11. Sweitzer Lake State Park – Delta

Sweitzer Lake State Park in Delta, Colorado — address 1735 E Road, Delta, Colorado 81416 — is the park equivalent of a neighborhood coffee shop: unpretentious, reliable, genuinely pleasant, and deeply underappreciated by people who only seek out the famous options. The lake is small by state park standards, which means it’s entirely manageable as a half-day stop rather than requiring a full expedition commitment.
Open year-round, the park works beautifully in May as a picnic destination or a birding stop along the Western Slope. Waterfowl and shorebirds use the area regularly, and the cottonwood trees along the shoreline provide shade and that characteristic rustling sound that seems to slow everything down.
Fishing is available and low-key, which suits the park’s overall vibe perfectly.
Delta sits at the confluence of the Gunnison and Uncompahgre rivers, in the heart of Western Slope orchard country. May means the fruit trees are either blooming or just past bloom, and driving through the area carries a seasonal sweetness that feels genuinely special.
Sweitzer Lake makes an ideal bookend to a longer Western Slope itinerary — the kind of stop that doesn’t anchor your whole day but quietly becomes the part you mention first when telling people about the trip afterward.
12. Vega State Park – Collbran

Vega State Park earns its place on this list through a combination of elevation, scenery, and strategic obscurity that most Colorado visitors haven’t yet figured out. Located at 15247 North 6/10 Road Unit A, Collbran, Colorado 81624, the park sits on the edge of the Grand Mesa — the world’s largest flat-topped mountain — at an altitude that keeps temperatures noticeably cooler than the valley below.
In May, that translates to crisp mornings, lingering snow on surrounding peaks, and a kind of spring freshness that feels genuinely earned.

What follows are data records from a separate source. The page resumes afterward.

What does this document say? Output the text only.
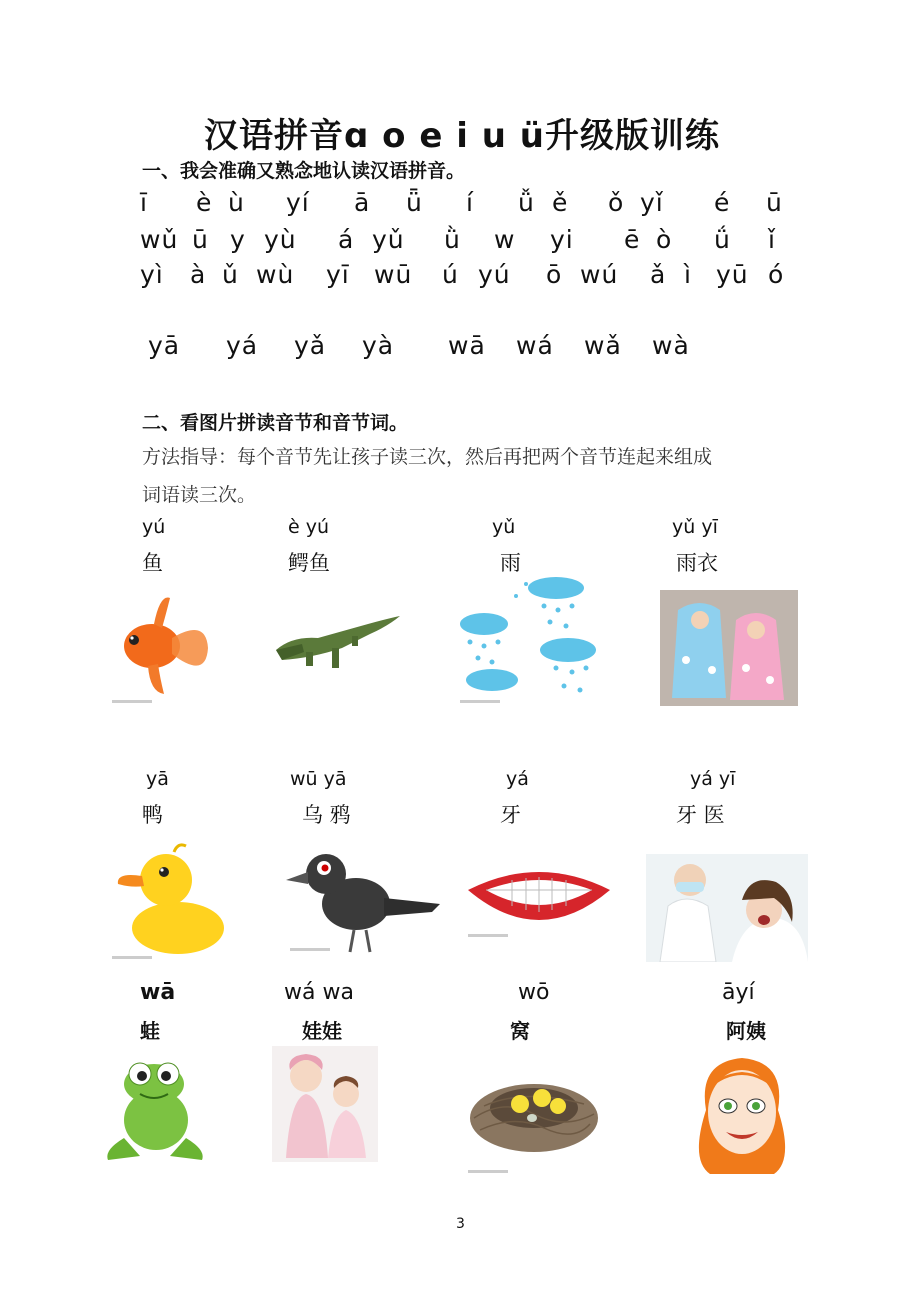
汉语拼音ɑ o e i u ü升级版训练
一、我会准确又熟念地认读汉语拼音。
ī è ù yí ā ǖ í ǚ ě ǒ yǐ é ū
wǔ ū y yù á yǔ ǜ w yi ē ò ǘ ǐ
yì à ǔ wù yī wū ú yú ō wú ǎ ì yū ó
yā yá yǎ yà wā wá wǎ wà
二、看图片拼读音节和音节词。
方法指导：每个音节先让孩子读三次，然后再把两个音节连起来组成
词语读三次。
yú
鱼
è yú
鳄鱼
yǔ
雨
yǔ yī
雨衣
yā
鸭
wū yā
乌 鸦
yá
牙
yá yī
牙 医
wā
蛙
wá wa
娃娃
wō
窝
āyí
阿姨
3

Vega Reservoir is the centerpiece, and it’s a handsome one — surrounded by aspen and conifer forest that shifts from bare branches to fresh green leaves through the month of May in a slow-motion show worth witnessing. The park is open daily, and the fishing is well-regarded among the people who make the drive up from the valley towns.

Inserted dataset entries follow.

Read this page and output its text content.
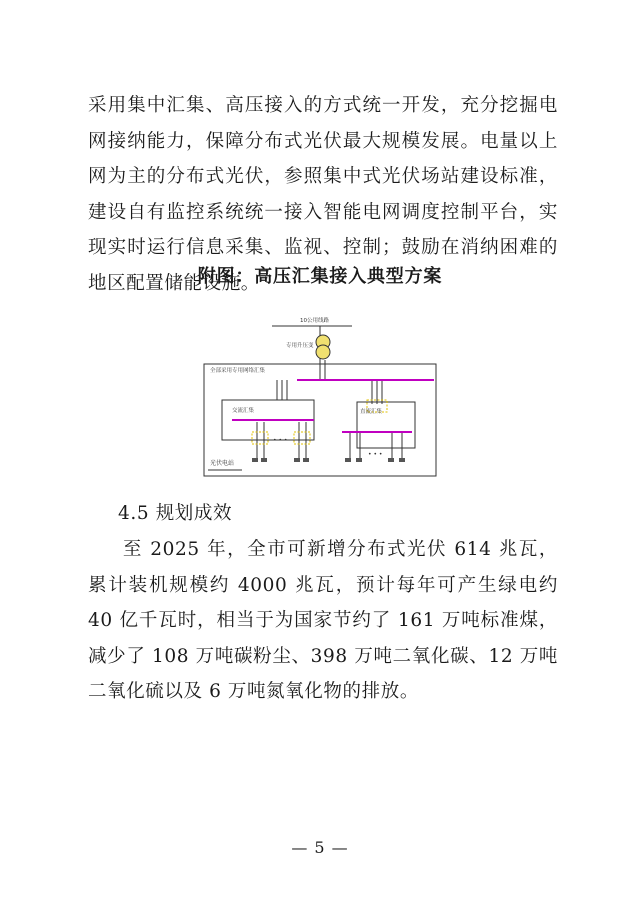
采用集中汇集、高压接入的方式统一开发，充分挖掘电网接纳能力，保障分布式光伏最大规模发展。电量以上网为主的分布式光伏，参照集中式光伏场站建设标准，建设自有监控系统统一接入智能电网调度控制平台，实现实时运行信息采集、监视、控制；鼓励在消纳困难的地区配置储能设施。

附图：高压汇集接入典型方案

10公用线路
专用升压变
全部采用专用网络汇集
交流汇集	直流汇集
光伏电站
• • •
• • •

4.5 规划成效

至 2025 年，全市可新增分布式光伏 614 兆瓦，累计装机规模约 4000 兆瓦，预计每年可产生绿电约 40 亿千瓦时，相当于为国家节约了 161 万吨标准煤，减少了 108 万吨碳粉尘、398 万吨二氧化碳、12 万吨二氧化硫以及 6 万吨氮氧化物的排放。

— 5 —
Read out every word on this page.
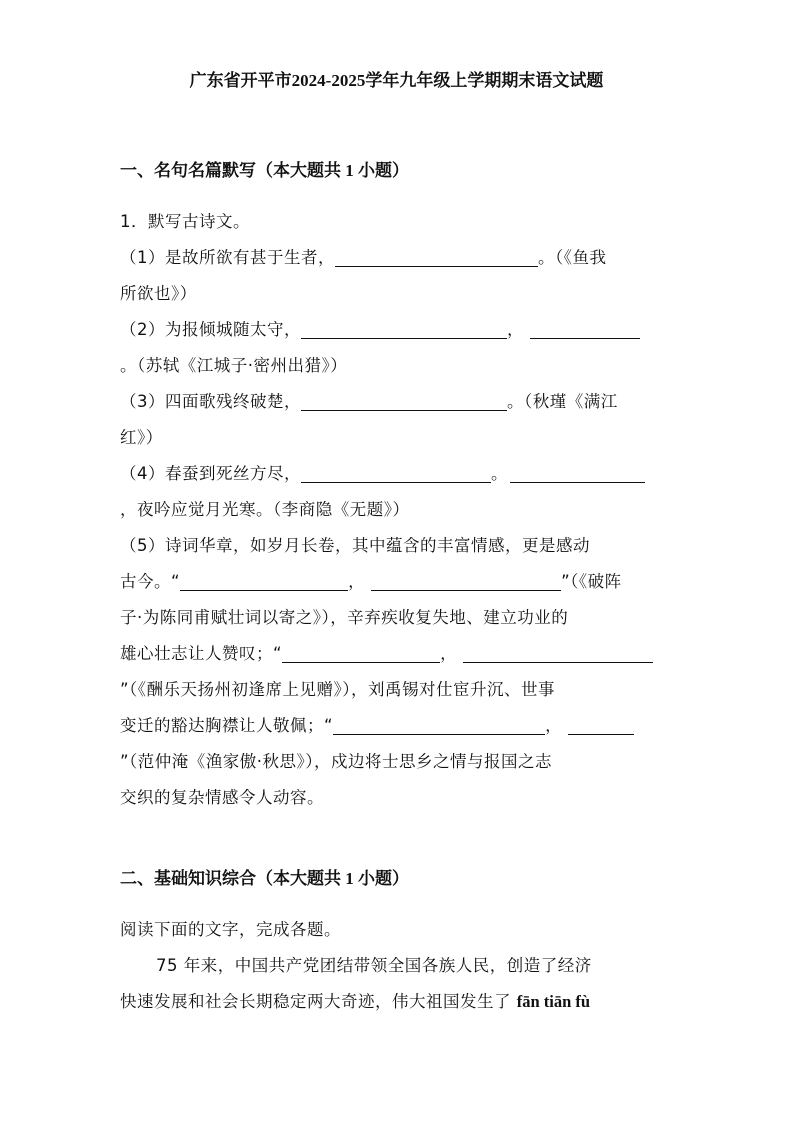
广东省开平市2024-2025学年九年级上学期期末语文试题
一、名句名篇默写（本大题共 1 小题）
1．默写古诗文。
（1）是故所欲有甚于生者，	。（《鱼我
所欲也》）
（2）为报倾城随太守，	，
。（苏轼《江城子·密州出猎》）
（3）四面歌残终破楚，	。（秋瑾《满江
红》）
（4）春蚕到死丝方尽，	。
，夜吟应觉月光寒。（李商隐《无题》）
（5）诗词华章，如岁月长卷，其中蕴含的丰富情感，更是感动
古今。“	，	”（《破阵
子·为陈同甫赋壮词以寄之》），辛弃疾收复失地、建立功业的
雄心壮志让人赞叹；“	，
”（《酬乐天扬州初逢席上见赠》），刘禹锡对仕宦升沉、世事
变迁的豁达胸襟让人敬佩；“	，
”（范仲淹《渔家傲·秋思》），戍边将士思乡之情与报国之志
交织的复杂情感令人动容。
二、基础知识综合（本大题共 1 小题）
阅读下面的文字，完成各题。
75 年来，中国共产党团结带领全国各族人民，创造了经济
快速发展和社会长期稳定两大奇迹，伟大祖国发生了 fān tiān fù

Camping spots are available and, in May, blessedly uncrowded.
Getting to Collbran requires navigating some genuinely rural Colorado roads, which acts as a natural filter against casual tourism. That’s not a complaint — it’s a feature.
The drive through the Grand Mesa foothills is scenic enough to justify the trip independently, and arriving at Vega’s quiet shoreline feels like a reward proportional to the effort. Worth every turn.
13. Dinosaur Journey Museum – Fruita

Fruita, Colorado has quietly assembled a remarkable identity around prehistoric bones and mountain biking, and the Dinosaur Journey Museum at 550 Jurassic Court, Fruita, Colorado 81521 represents the fossil half of that equation with genuine enthusiasm and scientific credibility. The museum houses actual specimens excavated from the nearby Morrison Formation — one of the richest dinosaur fossil deposits in North America — alongside robotic reconstructions that move and make sounds in ways that cause small children to simultaneously shriek and demand to see them again immediately.
May is an excellent time to visit because the Western Slope weather is cooperative, the summer tour groups haven’t descended, and the museum’s pace allows for actual engagement with exhibits rather than shuffling through crowds. Current listed hours make planning straightforward, and the museum’s scale is right — thorough enough to feel substantive, compact enough to avoid overwhelming younger visitors.
What I appreciate most about Dinosaur Journey is that it doesn’t talk down to its audience. The science is real, the fossils are real, and the interpretive materials treat curiosity as something worth sustaining rather than satisfying with cartoon shortcuts.
Pair it with a ride or walk along Fruita’s trail system afterward, and you’ve combined intellectual and physical activity in a town that handles both with unpretentious confidence. A genuinely rewarding Western Slope stop.